God knows what Tanizaki would have thought, but I was certainly as startled as my son, for the toilet in our traditional hotel looked like a contraption designed for a science-fiction comedy. Its arrays of yellow, red, and blue buttons beside the seat might, as one could guess, lower or raise the device, convert the toilet to a bidet or—surely this must have been my misunderstanding—a shower. However, it was not immediately clear how one would flush it. Finally I pushed the blue button and the toilet indeed flushed, but then water started gushing from a faucet into a triangular basin in a corner of the room.
We burst out laughing.
It was at just this moment, before we had time to discover that the seat was electrically heated, that the telephone rang.

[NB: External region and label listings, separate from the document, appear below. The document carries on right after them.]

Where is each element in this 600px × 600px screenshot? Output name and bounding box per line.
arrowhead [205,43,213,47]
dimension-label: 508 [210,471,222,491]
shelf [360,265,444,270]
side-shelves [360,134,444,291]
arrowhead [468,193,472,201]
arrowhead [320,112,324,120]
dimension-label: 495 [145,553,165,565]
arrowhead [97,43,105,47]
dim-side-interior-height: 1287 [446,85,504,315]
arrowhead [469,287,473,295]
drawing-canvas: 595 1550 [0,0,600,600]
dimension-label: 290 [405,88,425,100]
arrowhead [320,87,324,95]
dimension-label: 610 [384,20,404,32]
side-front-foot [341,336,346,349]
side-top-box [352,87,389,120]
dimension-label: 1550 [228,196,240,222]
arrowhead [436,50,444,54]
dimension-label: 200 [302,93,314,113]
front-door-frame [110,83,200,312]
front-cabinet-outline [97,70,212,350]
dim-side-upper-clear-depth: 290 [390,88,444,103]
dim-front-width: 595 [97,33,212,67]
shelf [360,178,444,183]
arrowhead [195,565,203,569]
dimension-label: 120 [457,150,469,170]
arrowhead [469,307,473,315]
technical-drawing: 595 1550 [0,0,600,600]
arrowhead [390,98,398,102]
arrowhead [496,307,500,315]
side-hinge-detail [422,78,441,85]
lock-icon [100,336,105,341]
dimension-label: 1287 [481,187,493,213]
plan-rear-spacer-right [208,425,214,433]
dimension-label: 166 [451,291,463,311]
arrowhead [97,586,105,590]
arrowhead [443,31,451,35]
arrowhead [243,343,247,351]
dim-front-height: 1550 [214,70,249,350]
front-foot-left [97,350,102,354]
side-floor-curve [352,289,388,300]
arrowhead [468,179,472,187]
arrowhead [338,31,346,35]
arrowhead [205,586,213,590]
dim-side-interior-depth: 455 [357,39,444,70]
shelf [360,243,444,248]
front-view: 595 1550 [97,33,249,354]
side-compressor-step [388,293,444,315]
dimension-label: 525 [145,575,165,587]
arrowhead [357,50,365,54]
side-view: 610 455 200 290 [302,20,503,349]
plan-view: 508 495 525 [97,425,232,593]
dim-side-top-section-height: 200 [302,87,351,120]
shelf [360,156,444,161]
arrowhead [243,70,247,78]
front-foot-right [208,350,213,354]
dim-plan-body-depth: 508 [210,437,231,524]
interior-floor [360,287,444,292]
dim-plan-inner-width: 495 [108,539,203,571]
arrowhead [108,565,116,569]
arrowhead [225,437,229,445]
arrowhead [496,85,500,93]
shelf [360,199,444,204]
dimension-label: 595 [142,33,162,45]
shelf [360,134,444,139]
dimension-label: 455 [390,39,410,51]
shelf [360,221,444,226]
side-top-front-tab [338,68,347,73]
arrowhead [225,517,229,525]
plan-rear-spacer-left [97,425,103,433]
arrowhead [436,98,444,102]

“Please come,” a woman said.
“Who is this?”
“Front desk. You come now, please.”
“That will be Takashi,” said my son, slipping into his shoes in the vestibule.
“Is there a problem?” I asked the woman on the phone.
“Yes. Please come now.”
Charley was convinced it was Takashi, though I was equally certain there was a problem with my MasterCard. We bickered amiably while proceeding down the narrow stairs. In the tiled reception, the two young women who’d welcomed us so warmly were still smiling, though differently now, with a sort of grimace of embarrassment. Credit card, I thought, credit card for sure!
The elder, she was no more than thirty, did not speak. Instead she made a gesture that foreigners are taught is more polite than pointing: not one finger, but all five digits together like a slap. Looking in the direction this indicated, I saw, by the wide doorway to the lane, in front of the antique calligraphic banner and beside the picturesque sake barrels, the most singular boy. It was not just his hair, or his eyes, or his clothes that distinguished him. There was a certain quality of
light
he seemed to have brought in with him, one quite distinct from the deep shadows and glowing gold tones of the ryokan, something more like that clean white, almost hallucinogenic illumination in a Tokyo department store. He literally
shone
.
I looked at Charley. How happy he seemed.
This must be Takashi, I did not doubt it.
In Tokyo’s Harajuku district one can see those perfect Japanese Michael Jacksons, no hair out of place, and punk rockers whose punkness is detailed so fastidiously that they achieve a polished hyper-reality Takashi had something of this quality He had black hair that stood up not so much in spikes but in dramatic triangular sections. His eyes were large and round, glistening with an emotion that, while seemingly transparent, was totally alien to me. He wore a high-necked Cambridge blue jacket with what might have once been called a Mao collar, and which glistened with gold buttons. His trousers were jet black, his boots knee high. No one could doubt his pride, or his sense of dignity.
“Charley-san?” he asked, and bowed.
My son also bowed.
The women in kimonos looked straight ahead as if none of this was happening.